Repository files navigation

Pokemon Image Repository

Introduction

This api is an image repository for Pokemon! Currently only generation 1 pokemon are supported.

** Quick Demo since some functionality in the deployment may be taken down during the time of reading this

Endpoints

This api has 2 endpoints. Text search and Reverse image search. Text search is fuzzy so don't worry about misspelling!

Further documentation can be found here

Front-end url to play with this api here please use Chrome on desktop

Front-end Repository (code) found here

  • Front-end UI components were inspired by this website
  • Note api may have ~2s cold start since cloud run is serverless
  • Note reverse image search depends on classification performance which works better/worse on different pokemon, eg does pretty well with charmander/charizard, but doesn't work as well with Eevee

Running locally

Make sure you have Python 3.7 installed to run locally

$ pip install -r requirements.txt
$ flask run

Methodology

The search function seemed to be the most interesting problem to crack, so I decided tackle it. Obviously building a "Google Image" clone would be very difficult. Even for text search, without data labels it would difficult to implement let alone reverse image search.

To solve this, I needed labeled data! Luckily I found a large Pokemon dataset on kaggle. I then created a bucket on google cloud to store these images. I then setup a MongoDB table to map the pokemon names to the url found on the cloud for easy querying. For more interesting querying, I introduced fuzzy string matching which uses the edit distance to determine closest pokemon name. Since my dataset was already on google, I decided to use auto-ml to quickly train an image classifier that would later be used for reverse image search. The classifier would classifier new images as a generation 1 pokemon, I would then output pokemon of that result.

I used the Flask framework for this Api. Flask api-spec provided good documentation with swagger. For deployment I dockerized this application and deployed on Cloud run as a microservice which makes this highly scalable.

Next steps/ Future Improvements

  1. Edit distance threshold, eg entering a search term like 'weiugnowegn', would still yield results since we find the closest pokemon name, maybe it would be better to output no results.

  2. More query terms, such as pokemon type (fire, flying, water ... ). This could be possible but would require more preprocessing to determine additional tags for pokemon and update current table to include these tags as well.

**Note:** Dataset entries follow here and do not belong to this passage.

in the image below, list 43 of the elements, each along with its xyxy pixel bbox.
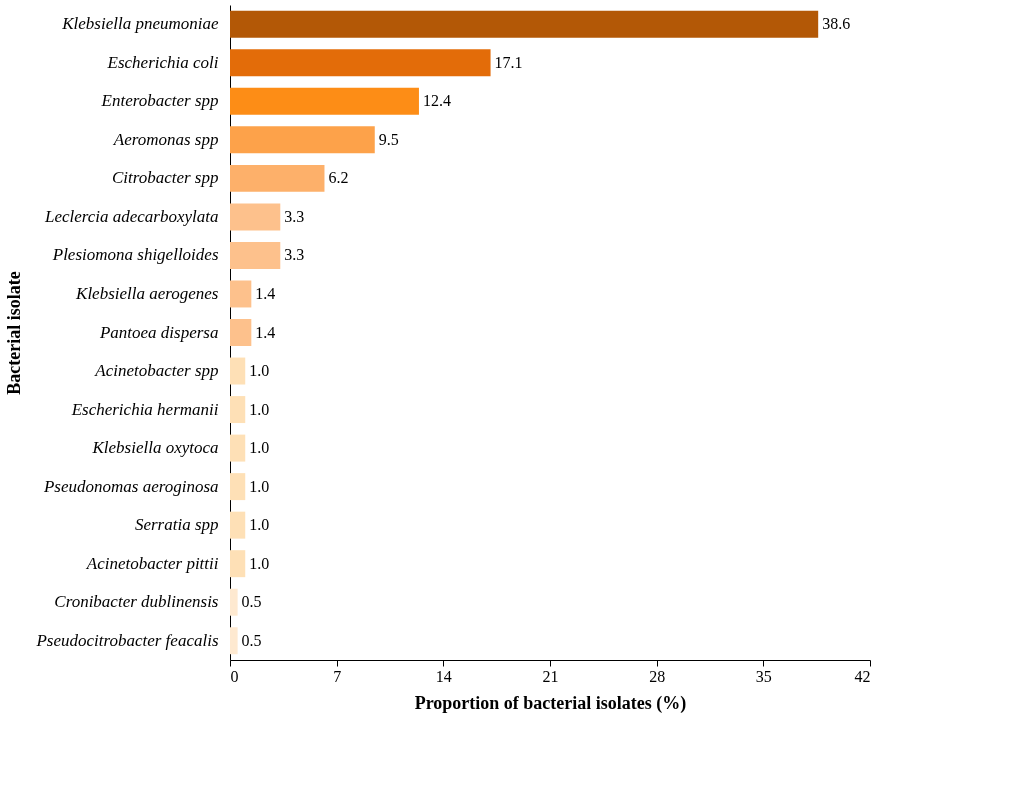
x-tick-label: 0 [230, 667, 239, 685]
data-label: 1.0 [249, 516, 270, 534]
y-tick-label: Cronibacter dublinensis [54, 592, 219, 612]
x-tick-label: 7 [333, 667, 342, 685]
data-label: 6.2 [328, 169, 349, 187]
y-tick-label: Serratia spp [134, 515, 219, 535]
y-tick-label: Escherichia coli [106, 52, 219, 72]
data-label: 1.0 [249, 554, 270, 572]
y-tick-label: Acinetobacter pittii [85, 553, 219, 573]
y-tick-label: Klebsiella pneumoniae [61, 14, 219, 34]
x-tick-label: 28 [649, 667, 666, 685]
data-label: 9.5 [378, 130, 399, 148]
data-label: 1.0 [249, 439, 270, 457]
data-label: 1.4 [255, 323, 276, 341]
data-label: 0.5 [241, 593, 262, 611]
y-tick-label: Aeromonas spp [112, 129, 219, 149]
x-tick-label: 35 [755, 667, 772, 685]
y-tick-label: Citrobacter spp [111, 168, 219, 188]
y-tick-label: Pseudocitrobacter feacalis [35, 630, 219, 650]
y-tick-label: Enterobacter spp [100, 91, 219, 111]
x-tick-label: 42 [854, 667, 871, 685]
y-tick-label: Pseudonomas aeroginosa [42, 476, 219, 496]
data-label: 1.0 [249, 400, 270, 418]
y-tick-label: Acinetobacter spp [94, 361, 219, 381]
data-label: 3.3 [284, 246, 305, 264]
y-tick-label: Escherichia hermanii [70, 399, 219, 419]
y-tick-label: Pantoea dispersa [98, 322, 219, 342]
x-axis-title: Proportion of bacterial isolates (%) [414, 692, 687, 714]
y-tick-label: Plesiomona shigelloides [51, 245, 219, 265]
y-tick-label: Leclercia adecarboxylata [43, 206, 219, 226]
y-axis-title: Bacterial isolate [4, 271, 25, 395]
data-label: 1.0 [249, 362, 270, 380]
data-label: 12.4 [422, 92, 451, 110]
data-label: 1.4 [255, 284, 276, 302]
x-tick-label: 21 [542, 667, 559, 685]
data-label: 3.3 [284, 207, 305, 225]
y-tick-label: Klebsiella aerogenes [75, 283, 219, 303]
data-label: 1.0 [249, 477, 270, 495]
data-label: 17.1 [494, 53, 523, 71]
data-label: 0.5 [241, 631, 262, 649]
x-tick-label: 14 [435, 667, 452, 685]
data-label: 38.6 [822, 15, 851, 33]
y-tick-label: Klebsiella oxytoca [91, 438, 219, 458]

  3. AutoML is expensive. I used around 30 node hours to train this model which was not cheap. AutoML is very good for quick proto-typing, but does not always provide the best hyper-parameters and is expensive so not very scalable. I would fix this by implementing my own image classifier that I can train whenever I want probably using a framework like Tensorflow or Pytorch. However this would be difficult and would require quite a bit of time.

  4. Reverse image search was only possible for this problem, because I limited the number of label/outputs for this problem. Therefore it would not work for a general case (eg any image). To solve this, I would probably need to do more research on this topic. This does seem like a clustering /un-supervised learning problem, however I would need to pick good features to do this. Perhaps, I could engineer good feature maps with a convolutional neural network?